Egon Zimmermann

Personal information
- Born: 8 February 1939 Lech, Vorarlberg, Nazi Germany
- Died: 23 August 2019 (aged 80) Lech, Austria
- Height: 180 cm (5 ft 11 in)

Skiing career
- Sport: Alpine skiing
- Club: SK Arlberg
- Retired: March 1968 (age 29)
- Disciplines: Downhill, giant slalom, slalom, combined
- World Cup debut: January 1967 (age 27) inaugural season

Olympics
- Teams: 2 – (1964, 1968)
- Medals: 1 (1 gold)

World Championships
- Teams: 4 – (1962, '64, '66, '68) (includes two Olympics)
- Medals: 3 (2 gold)

World Cup
- Seasons: 2 – (1967, 1968)
- Podiums: 0
- Overall titles: 0 – (17th in 1967)
- Discipline titles: 0 – (9th in DH, 1967)

Medal record
Men's alpine skiing
Representing Austria
Olympic Games
| Gold medal – first place | 1964 Innsbruck | Downhill |
World Championships
| Gold medal – first place | 1962 Chamonix | Giant slalom |
| Bronze medal – third place | 1962 Chamonix | Downhill |

= Egon Zimmermann =

Austrian alpine skier (1939–2019)

Egon Zimmermann (8 February 1939 – 23 August 2019), often referred to as Egon Zimmermann II, was a World Cup alpine ski racer and Olympic gold medalist from Austria. Zimmermann won the Olympic downhill at Patscherkofel in 1964 and several medals on the professional tour in the late 1960s and early 1970s.

==Early life==
Zimmermann was raised on a farm near Lech, Vorarlberg, with two brothers. Lech blossomed into a ski resort while he was growing up, and his family converted their farm house into a pensione. His childhood coincided with the post-World War II poverty of Austria, so not only did Zimmermann have no formal training, but his skis were often "fourth or fifth-hand." At 15, his father forced him to learn a trade, and he enrolled in a chef program in Paris. Zimmermann returned to Austria by the time he reached 18, and won a clean sweep of the 1958 Junior Championships. When he was promoted to the National team, he commented: "For me it was also the realization of a childhood dream, a dream interrupted by a kitchen."

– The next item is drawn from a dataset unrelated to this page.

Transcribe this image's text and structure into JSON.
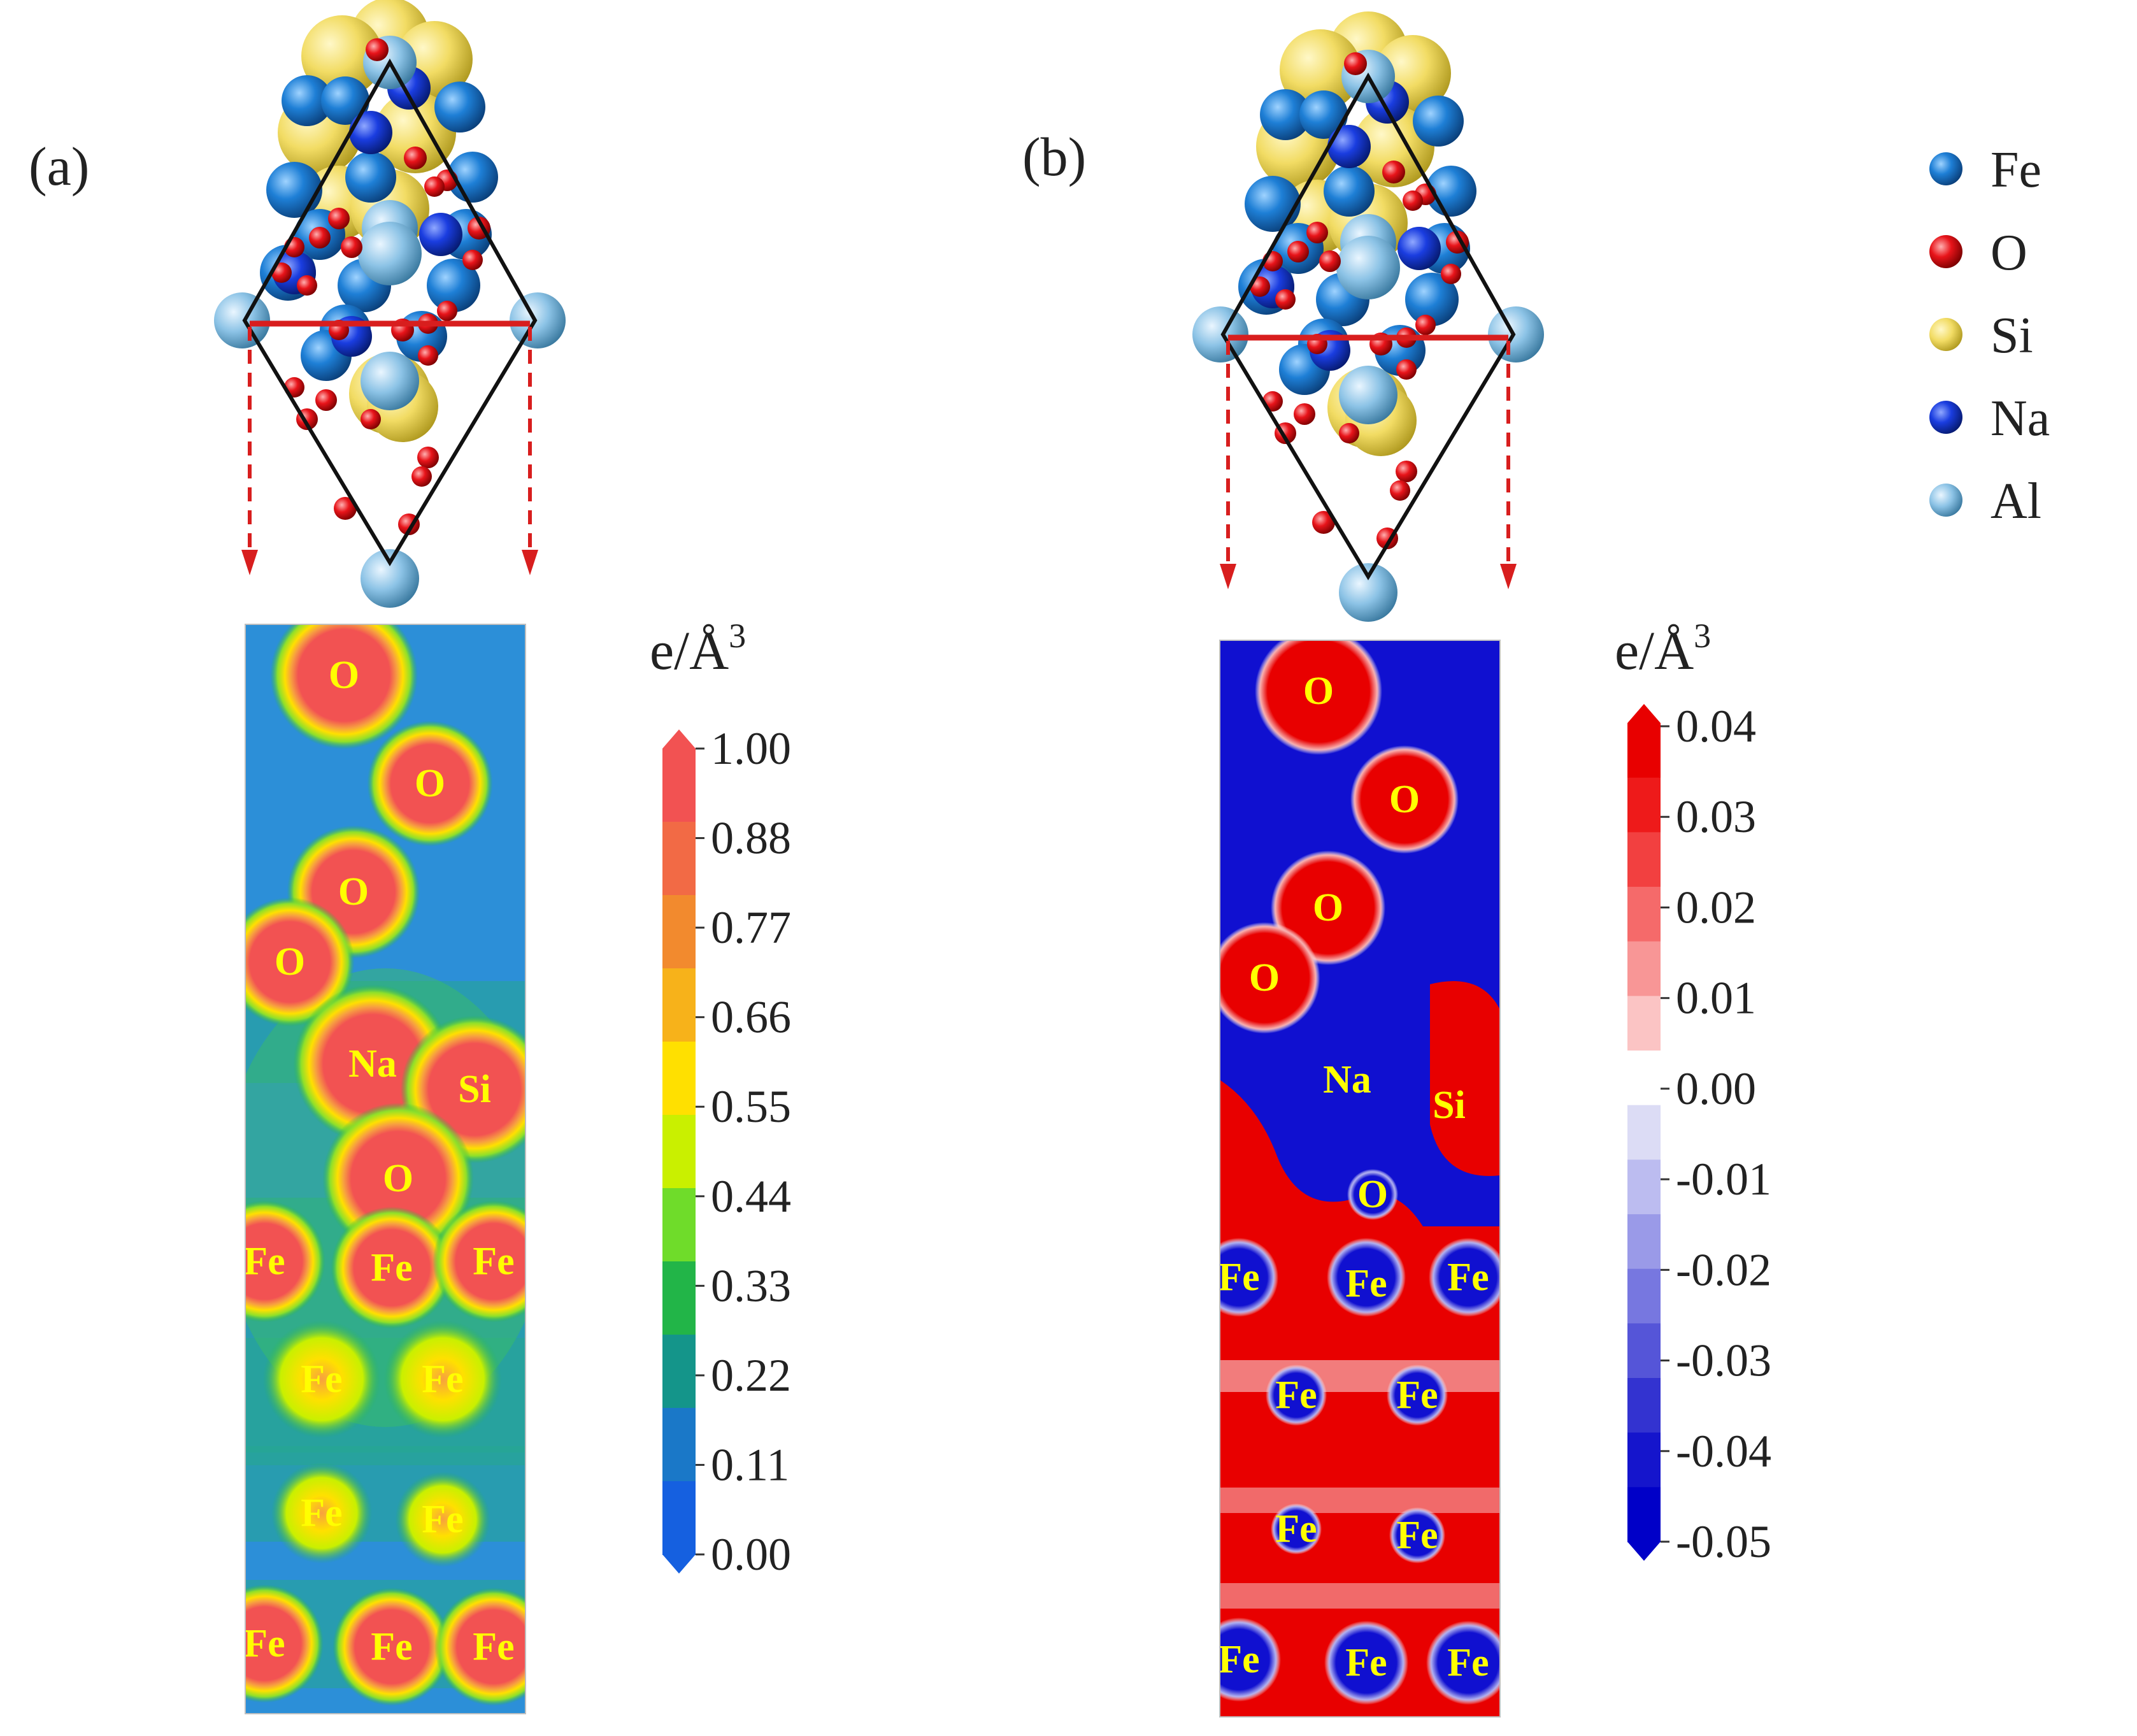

==Career peak and Olympics==
Zimmermann won two medals at the 1962 World Championships in Chamonix, a gold in the giant slalom and a bronze in downhill. He was named the "Skier of the Year" in 1963 by European journalists.

For the 1964 Olympics in Austria, the "dashing" and "handsome" Zimmermann was heavily favored to win. However, the course at Patscherkofel was quite difficult (nicknamed the "Course of Fear"), but he still managed to win by 0.74 seconds. (Franz Klammer famously won on the same course a dozen years later in 1976.) He did not enter the
slalom and did not finish the giant slalom. Despite not sweeping the alpine events as did his compatriot Toni Sailer in 1956, Zimmermann appeared on the 10 February 1964 cover of Sports Illustrated magazine in the United States.

==Personal life==
He owned a hotel in Lech am Arlberg and suffered from multiple sclerosis. Zimmermann also helped create Zimmermann's ski and snowboard in 1969.

Zimmermann died on 23 August 2019 at the age of 80.

==Olympic results ==

| Year | Age | Slalom | Giant slalom | Super-G | Downhill | Combined |
| 1964 | 24 | — | DNF | not run | 1 | not run |
| 1968 | 29 | — | — | 13 |

From 1948 through 1980, the Winter Olympics were also the World Championships for alpine skiing.